A number of things became clear to Hunter as he grappled with the Courser.

He knew better than to trust his bounty. Nessa had given him the slip a number of times, but he was the one who had consistently found her. He'd chased her for over five months. He deserved the praise and the prize for collaring her and presenting her to the High King.

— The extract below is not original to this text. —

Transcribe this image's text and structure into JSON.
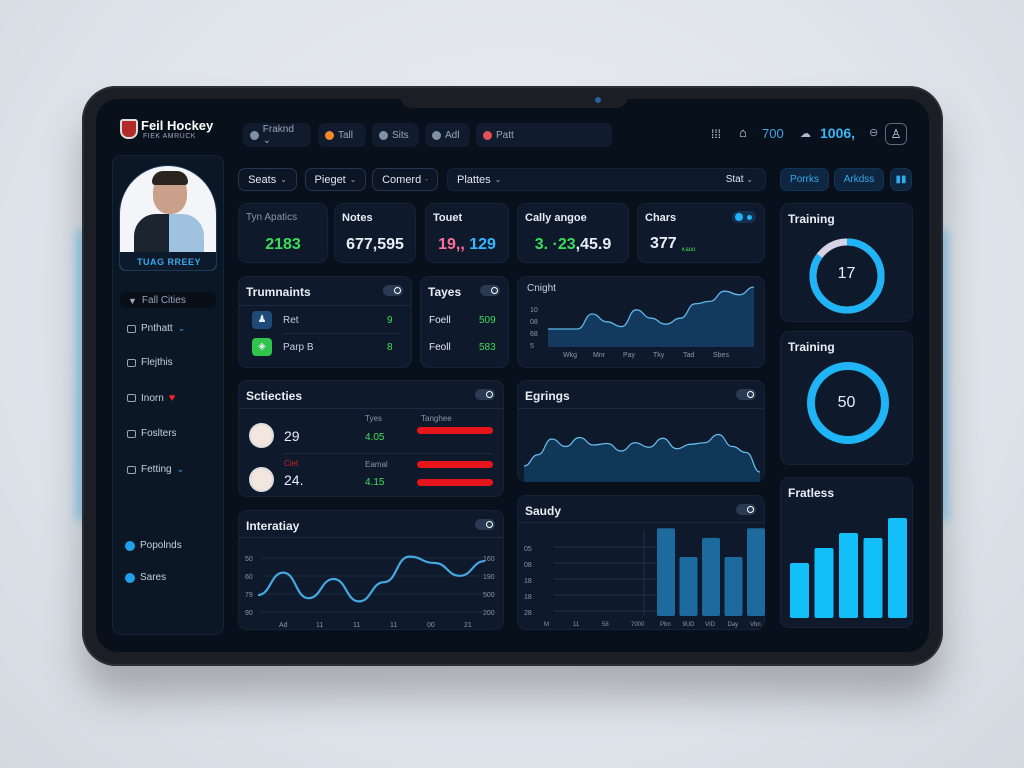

He'd thought he was being smart when he struck that deal with Nessa all those months ago. He didn't want to have to exert the energy dragging her back to Cataire if she was heading back on her own steam. He knew her reputation.

He knew about her engagement. He knew you don't tie a girl like that down. You also don't cross the High King.

She was nothing like he had anticipated. She was small and soft spoken, except in his presence. He was drawn to the ferocity she seemed to reserve specifically for him.

He was surprised to find her talent in the woods wasn't an exaggeration. She had a guard that she never let down. She'd grudgingly accepted him into their party as they traveled or, at least, he thought so. She'd saved his life more than once. She could have let him die and kept running. She hadn't.

Still, Hunter wasn't sure he could deliver Nessa to the High King. She wouldn't be happy trapped behind stone walls, but that wasn't his decision to make.

He was puzzled as to why she'd returned to Coghlan Castle, despite her claims that she would never go back.

Why had she led him astray for a week if she had been here the whole time?

The High King had to know she was here.

If he didn't, Hunter would make sure he did. He had to take this fight out of the cover of the tent. A fight that would draw the law. He could claim the bounty when the High King sent his Peacekeepers to quell the disturbance.

Hunter tumbled through the tent flap, taking Oona with him.